British Foreign Secretary William Hague said Kusa had not fled to London on any deal.
"Musa Kusa is not being offered any immunity from British or international justice," Hague said. "He is voluntarily talking to British officials, including members of the British Embassy in Tripoli now based in London, and our ambassador, Richard Northern."
The New York Times reports that a second top official, Ali Abdussalam Treki, a former foreign minister and U.N. ambassador, fled Thursday to Egypt.
Especially Kusa's defection could help Western forces pinpoint strategic targets within Libya, observers say. He's being questioned by British authorities.
Despite the valuable information Kusa may provide, critics of the Libyan regime expect him to stand trial.
During the 1980s, he ran the Libyan foreign spy services and was involved in killing Libyans who had defected abroad. He's also believed to have had a hand in the 1988 bombing of an American passenger plane over Lockerbie, Scotland, an attack that killed 270 people, most of them Americans.
A prosecutor with the International Criminal Court in The Hague earlier this month placed Kusa on a list of Libyan government officials suspected of ordering crimes against humanity in connection with the government-ordered attacks on demonstrators.

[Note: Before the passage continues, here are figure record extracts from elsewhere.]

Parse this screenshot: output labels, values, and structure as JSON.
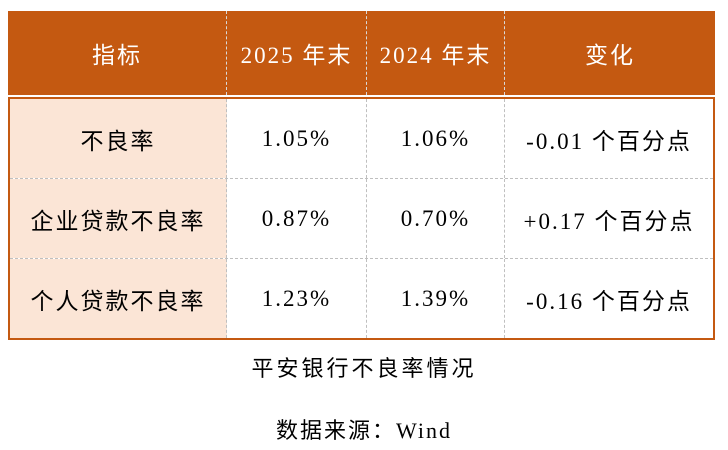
{
  "table": {
    "headers": [
      "指标",
      "2025 年末",
      "2024 年末",
      "变化"
    ],
    "rows": [
      {
        "indicator": "不良率",
        "v2025": "1.05%",
        "v2024": "1.06%",
        "change": "-0.01 个百分点"
      },
      {
        "indicator": "企业贷款不良率",
        "v2025": "0.87%",
        "v2024": "0.70%",
        "change": "+0.17 个百分点"
      },
      {
        "indicator": "个人贷款不良率",
        "v2025": "1.23%",
        "v2024": "1.39%",
        "change": "-0.16 个百分点"
      }
    ]
  },
  "caption": "平安银行不良率情况",
  "source": "数据来源：Wind",
  "colors": {
    "header_bg": "#C45911",
    "header_text": "#FFFFFF",
    "label_bg": "#FBE5D6",
    "border": "#C45911",
    "body_divider": "#BFBFBF",
    "body_text": "#000000"
  }
}
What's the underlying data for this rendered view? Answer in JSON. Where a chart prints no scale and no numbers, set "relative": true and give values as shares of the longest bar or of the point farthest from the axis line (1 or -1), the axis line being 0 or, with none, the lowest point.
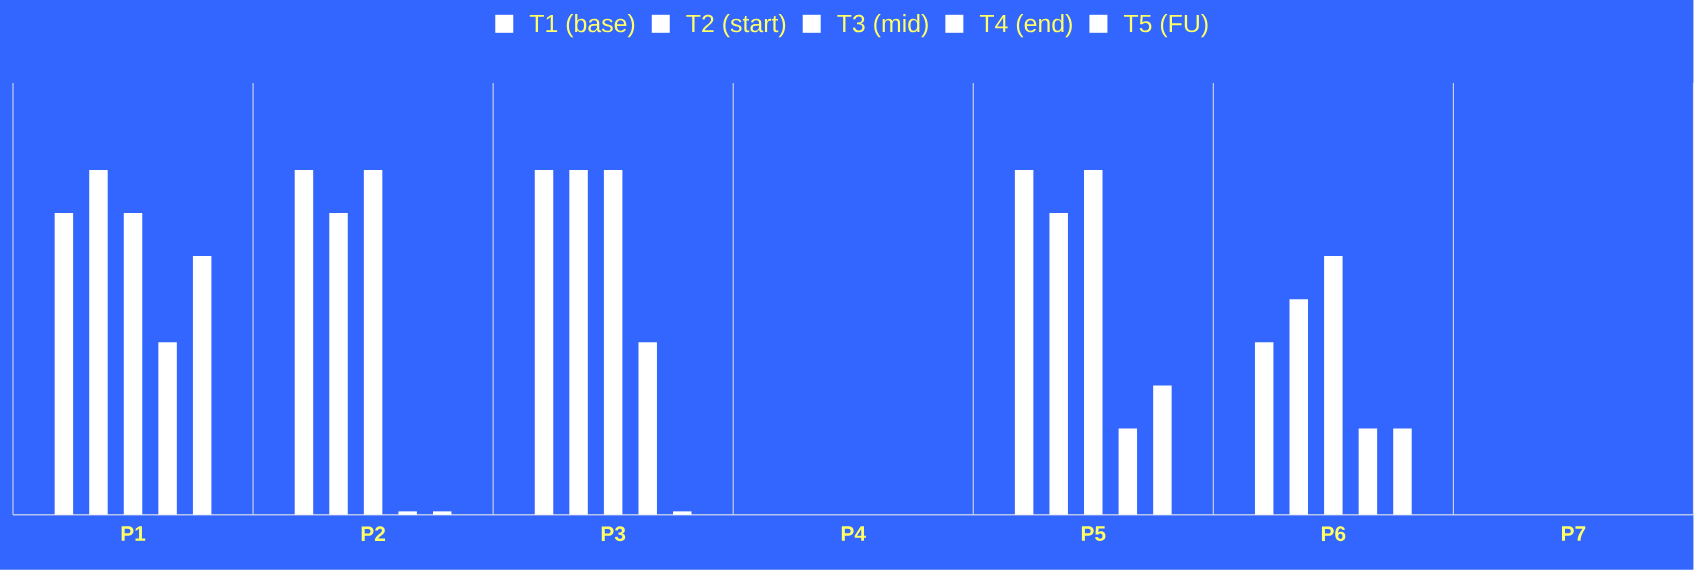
{
  "chart_data": {
    "type": "bar",
    "relative": true,
    "categories": [
      "P1",
      "P2",
      "P3",
      "P4",
      "P5",
      "P6",
      "P7"
    ],
    "series": [
      {
        "name": "T1 (base)",
        "color": "#ffffff",
        "values": [
          0.875,
          1,
          1,
          null,
          1,
          0.5,
          null
        ]
      },
      {
        "name": "T2 (start)",
        "color": "#ffffff",
        "values": [
          1,
          0.875,
          1,
          null,
          0.875,
          0.625,
          null
        ]
      },
      {
        "name": "T3 (mid)",
        "color": "#ffffff",
        "values": [
          0.875,
          1,
          1,
          null,
          1,
          0.75,
          null
        ]
      },
      {
        "name": "T4 (end)",
        "color": "#ffffff",
        "values": [
          0.5,
          0.01,
          0.5,
          null,
          0.25,
          0.25,
          null
        ]
      },
      {
        "name": "T5 (FU)",
        "color": "#ffffff",
        "values": [
          0.75,
          0.01,
          0.01,
          null,
          0.375,
          0.25,
          null
        ]
      }
    ],
    "grid": "x",
    "legend": "top"
  }
}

While Hague called Kusa's departure a sign that the Gadhafi government was "fragmented, under pressure and already crumbling from within," analysts are more careful. They don't expect Gadhafi to be discouraged by the recent defections as his very loyal inner circle consists of mostly family members.
Meanwhile in Libya, the rebels are trying to regroup after a failed advance on the oil port of Brega.
Western observers say the rebels lack a clear structure, equipment and experience to take over the country.
A top rebel military commander, Maj. Gen. Suleiman Mahmoud, admitted to the BBC that the rebels needed outside assistance to win the fight against Gadhafi's forces.
"Our problem (is) we need help -- communication, radios, we need weapons," he said.